American businessman

Nicholas Mills Sr. (23 November 1781 - 13 September 1862) was a businessman in Richmond, Virginia. He built a 13-mile tramway known as the Chesterfield Railroad Company (forerunner of Virginia's first railways) to connect the coal pits of Chesterfield County to the James River. A staunch Unionist, over his house flew the last Union flag in Richmond, April 1861.
He was at one time the owner of the Chesterfield Coal Pits and president of the Tredegar Iron Works. When he died in 1862 he is reported to have had $800,000 in gold (roughly US$19,955,000 in 2017) stored in his vault, probably making him the wealthiest man in Virginia.

He was born in Hanover County, Virginia on November 23, 1781 and moved to Chesterfield County in 1803.
On August 8, 1805, at the age of 22 or 23, Mills married Sarah Payne Ronald (1788–1857), the daughter of attorney Andrew Ronald and Sally Payne Ronald, a cousin of Dolley Madison.

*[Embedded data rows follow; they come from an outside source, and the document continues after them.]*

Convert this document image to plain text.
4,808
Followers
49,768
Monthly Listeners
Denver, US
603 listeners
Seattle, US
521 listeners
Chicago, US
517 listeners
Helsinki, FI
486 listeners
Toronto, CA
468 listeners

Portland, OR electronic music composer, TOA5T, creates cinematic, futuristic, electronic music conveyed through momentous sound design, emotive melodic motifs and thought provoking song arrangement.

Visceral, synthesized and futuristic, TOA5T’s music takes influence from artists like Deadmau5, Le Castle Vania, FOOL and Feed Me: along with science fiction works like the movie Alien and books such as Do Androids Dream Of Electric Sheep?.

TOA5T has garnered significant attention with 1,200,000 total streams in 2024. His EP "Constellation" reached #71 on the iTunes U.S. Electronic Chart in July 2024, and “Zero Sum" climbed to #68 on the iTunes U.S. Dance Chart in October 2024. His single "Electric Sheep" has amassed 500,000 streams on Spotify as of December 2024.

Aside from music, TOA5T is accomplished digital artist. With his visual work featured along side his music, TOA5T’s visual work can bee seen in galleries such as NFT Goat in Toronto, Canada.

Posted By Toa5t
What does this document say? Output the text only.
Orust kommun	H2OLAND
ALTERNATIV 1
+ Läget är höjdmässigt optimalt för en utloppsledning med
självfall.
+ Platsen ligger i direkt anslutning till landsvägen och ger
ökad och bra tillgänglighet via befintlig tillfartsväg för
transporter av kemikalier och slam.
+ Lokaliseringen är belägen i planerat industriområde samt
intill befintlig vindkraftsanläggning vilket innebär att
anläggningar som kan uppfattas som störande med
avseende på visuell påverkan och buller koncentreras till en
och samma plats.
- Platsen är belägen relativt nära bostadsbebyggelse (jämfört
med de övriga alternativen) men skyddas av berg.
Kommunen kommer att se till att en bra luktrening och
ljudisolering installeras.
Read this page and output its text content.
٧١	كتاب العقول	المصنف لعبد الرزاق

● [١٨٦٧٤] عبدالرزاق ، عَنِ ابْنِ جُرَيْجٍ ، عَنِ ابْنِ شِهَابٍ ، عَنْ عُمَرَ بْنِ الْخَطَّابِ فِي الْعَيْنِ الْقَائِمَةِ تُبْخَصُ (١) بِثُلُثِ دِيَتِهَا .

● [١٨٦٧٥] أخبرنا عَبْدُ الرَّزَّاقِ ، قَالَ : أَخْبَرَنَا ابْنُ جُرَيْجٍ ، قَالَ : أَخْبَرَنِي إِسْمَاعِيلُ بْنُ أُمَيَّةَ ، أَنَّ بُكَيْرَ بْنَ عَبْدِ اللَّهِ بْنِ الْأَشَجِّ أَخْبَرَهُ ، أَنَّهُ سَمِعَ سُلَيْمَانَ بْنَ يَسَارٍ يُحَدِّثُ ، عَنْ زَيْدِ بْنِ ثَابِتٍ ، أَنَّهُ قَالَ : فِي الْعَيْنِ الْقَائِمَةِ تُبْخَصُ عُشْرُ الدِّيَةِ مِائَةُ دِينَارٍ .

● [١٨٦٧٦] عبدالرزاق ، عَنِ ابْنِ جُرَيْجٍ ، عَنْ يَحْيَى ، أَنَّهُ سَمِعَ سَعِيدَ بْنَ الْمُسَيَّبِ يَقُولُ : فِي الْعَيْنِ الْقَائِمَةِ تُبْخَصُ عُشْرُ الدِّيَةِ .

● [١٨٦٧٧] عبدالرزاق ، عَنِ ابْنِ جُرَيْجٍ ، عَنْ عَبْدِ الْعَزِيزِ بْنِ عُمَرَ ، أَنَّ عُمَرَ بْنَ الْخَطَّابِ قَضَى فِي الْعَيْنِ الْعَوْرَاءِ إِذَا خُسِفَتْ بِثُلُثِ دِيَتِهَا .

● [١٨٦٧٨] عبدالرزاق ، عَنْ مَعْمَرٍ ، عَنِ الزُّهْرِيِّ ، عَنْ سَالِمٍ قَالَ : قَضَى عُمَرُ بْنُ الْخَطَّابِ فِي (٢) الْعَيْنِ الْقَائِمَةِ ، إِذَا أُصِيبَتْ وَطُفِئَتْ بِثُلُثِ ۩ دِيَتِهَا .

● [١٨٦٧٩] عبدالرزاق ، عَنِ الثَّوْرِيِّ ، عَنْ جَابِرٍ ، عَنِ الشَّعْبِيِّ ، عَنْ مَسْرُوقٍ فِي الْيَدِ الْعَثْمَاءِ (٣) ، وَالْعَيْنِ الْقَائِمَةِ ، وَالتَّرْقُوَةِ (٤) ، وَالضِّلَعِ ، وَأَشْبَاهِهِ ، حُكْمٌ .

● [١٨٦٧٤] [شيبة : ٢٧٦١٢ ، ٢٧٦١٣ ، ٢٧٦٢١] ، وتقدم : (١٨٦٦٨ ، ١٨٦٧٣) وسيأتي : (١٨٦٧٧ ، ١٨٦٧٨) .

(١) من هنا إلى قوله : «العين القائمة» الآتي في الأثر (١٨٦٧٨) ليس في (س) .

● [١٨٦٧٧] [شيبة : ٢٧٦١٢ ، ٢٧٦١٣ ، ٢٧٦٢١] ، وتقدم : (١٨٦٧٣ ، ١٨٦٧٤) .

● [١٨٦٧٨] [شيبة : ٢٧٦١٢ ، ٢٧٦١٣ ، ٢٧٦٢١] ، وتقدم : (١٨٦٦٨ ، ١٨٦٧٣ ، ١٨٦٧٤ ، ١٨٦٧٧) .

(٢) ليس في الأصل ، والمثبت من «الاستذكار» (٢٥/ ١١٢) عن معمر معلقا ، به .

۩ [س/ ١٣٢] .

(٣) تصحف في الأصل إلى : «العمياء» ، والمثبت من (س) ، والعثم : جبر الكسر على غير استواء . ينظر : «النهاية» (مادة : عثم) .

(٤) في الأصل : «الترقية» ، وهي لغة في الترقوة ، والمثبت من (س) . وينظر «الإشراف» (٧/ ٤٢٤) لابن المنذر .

In 1811 Mills joined a firm involved in the Chesterfield County coal mining business called Bott and Cunliffe (named after Miles Bott and John Cunliffe and subsequently called Mills, Bott, and Cunliffe). In 1815, Miles Bott had to sell his share in the firm to Mills as a result of some financial difficulties.

In 1814, he served for three months and three days as Brigade Quartermaster in the 1st (Chamberlayne's) Brigade, Virginia Militia, during the War of 1812. Thereafter a staunch Unionist, over his house flew the last Union flag in Richmond, in April 1861.